Solve Variables with Ease from My Book's Problem Statement to Solution

[momentum]

Here is the problem statement in my book

Here is the solution as per my book

I don't understand that marked part. Is that correct? Can we write that? How?
Need help to understand that part.

 

[andrewkirk]

It might be easier to follow if we put the implied parentheses in:

\begin{align*}
A&=B*C\\
&=B*(A*B)\\
&=\overline{B}\ \overline{(A*B)} + B (A*B)
\end{align*}
In the last step they are just applying the definition of the '$*$' operator to the first instance of '$*$' in the second line.

Another way to look at it is:
\begin{align*}
A&= B*C\\
&= BC + \overline B\ \overline C\\
&= \overline{B}\ \overline{(A*B)} + B (A*B)
\end{align*}

 

[momentum]

Thanks. I am clear on that part now...very nice.
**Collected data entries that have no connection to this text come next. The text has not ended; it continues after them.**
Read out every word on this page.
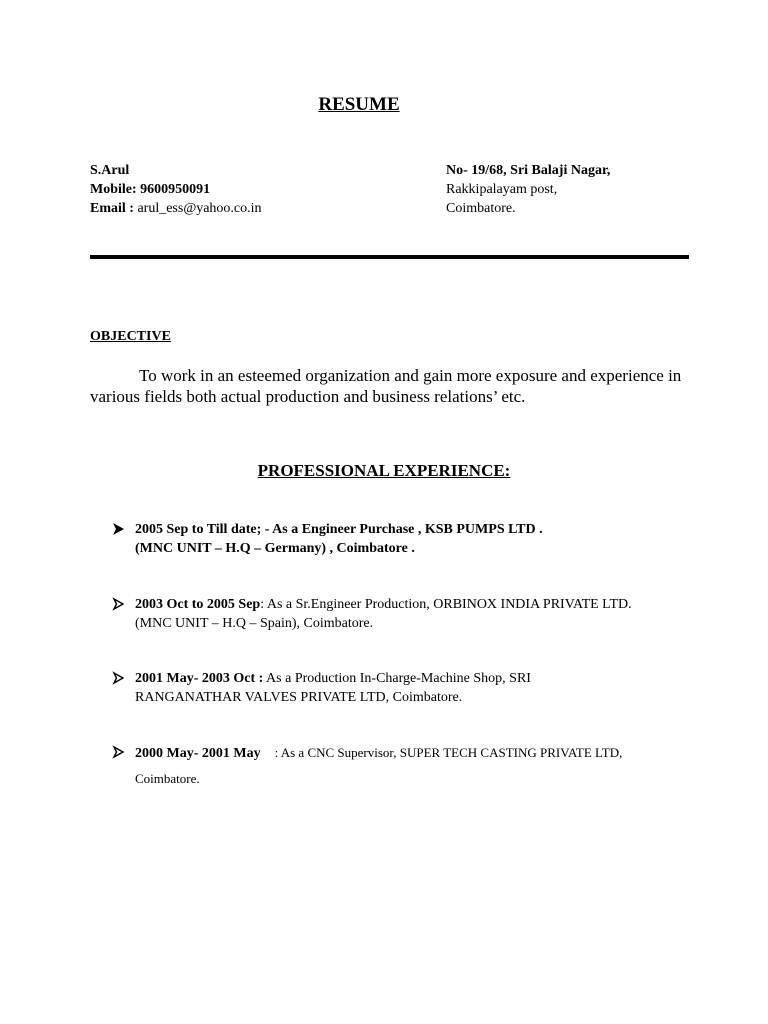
RESUME
S.Arul
Mobile: 9600950091
Email : arul_ess@yahoo.co.in
No- 19/68, Sri Balaji Nagar,
Rakkipalayam post,
Coimbatore.
OBJECTIVE
To work in an esteemed organization and gain more exposure and experience in various fields both actual production and business relations’ etc.
PROFESSIONAL EXPERIENCE:
2005 Sep to Till date; - As a Engineer Purchase , KSB PUMPS LTD .
(MNC UNIT – H.Q – Germany) , Coimbatore .
2003 Oct to 2005 Sep: As a Sr.Engineer Production, ORBINOX INDIA PRIVATE LTD.
(MNC UNIT – H.Q – Spain), Coimbatore.
2001 May- 2003 Oct : As a Production In-Charge-Machine Shop, SRI
RANGANATHAR VALVES PRIVATE LTD, Coimbatore.
2000 May- 2001 May : As a CNC Supervisor, SUPER TECH CASTING PRIVATE LTD,
Coimbatore.
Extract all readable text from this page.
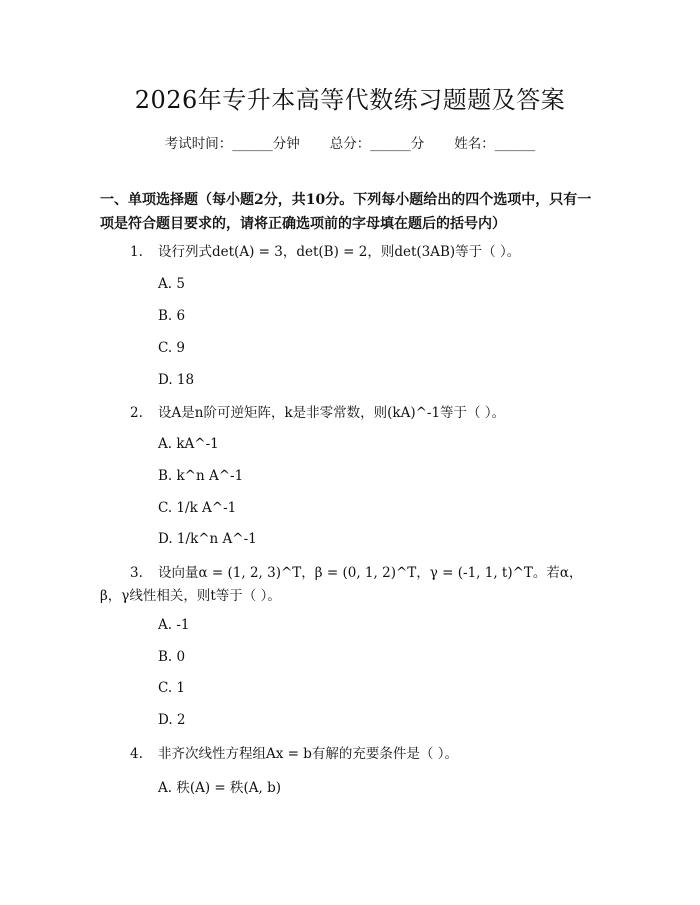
2026年专升本高等代数练习题题及答案
考试时间：______分钟 总分：______分 姓名：______
一、单项选择题（每小题2分，共10分。下列每小题给出的四个选项中，只有一项是符合题目要求的，请将正确选项前的字母填在题后的括号内）
1. 设行列式det(A) = 3，det(B) = 2，则det(3AB)等于（ ）。
A. 5
B. 6
C. 9
D. 18
2. 设A是n阶可逆矩阵，k是非零常数，则(kA)^-1等于（ ）。
A. kA^-1
B. k^n A^-1
C. 1/k A^-1
D. 1/k^n A^-1
3. 设向量α = (1, 2, 3)^T，β = (0, 1, 2)^T，γ = (-1, 1, t)^T。若α，β，γ线性相关，则t等于（ ）。
A. -1
B. 0
C. 1
D. 2
4. 非齐次线性方程组Ax = b有解的充要条件是（ ）。
A. 秩(A) = 秩(A, b)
But stuck with the next step :(

How the next step working. Is it any law? Could you please elaborate more on this red part below?

 

[Mark44]

To get to the circled expression, the author has used DeMorgan's Laws several times.

$\overline{\bar A\bar B + AB}= (\overline{\bar A \bar B}) (\overline{AB})$
Can you continue from there? This expression does simplify to $\bar A B + B\bar A$.

You will also need to use the fact that for a Boolean variable B, $B\bar B = 0$

 

[momentum]

Can you continue from there? This expression does simplify to

yes..applying DeMorgan's Laws two times I achieve that...not a problem.

one more query ,

I just rearranged those values ...I am not sure if this is allowed ...could you please confirm ?

 

[Mark44]

Yes, the Boolean AND and OR operations are commutative, so $\bar B \bar A B = \bar A \bar B B$, which can be further simplified to $\bar A$.

Edit: $\bar A \bar B B$ simplifies to 0.

 

[momentum]

Yes, the Boolean AND and OR operations are commutative, so $\bar B \bar A B = \bar A \bar B B$, which can be further simplified to $\bar A$.

I think you made a typo here.

since B!B =0 ... so the value of this expression should be 0

correct me if I'm wrong.

 

[Mark44]

I think you made a typo here.

since B!B =0 ... so the value of this expression should be 0

correct me if I'm wrong.

Right, I got ahead of myself.
I have edited my earlier reply.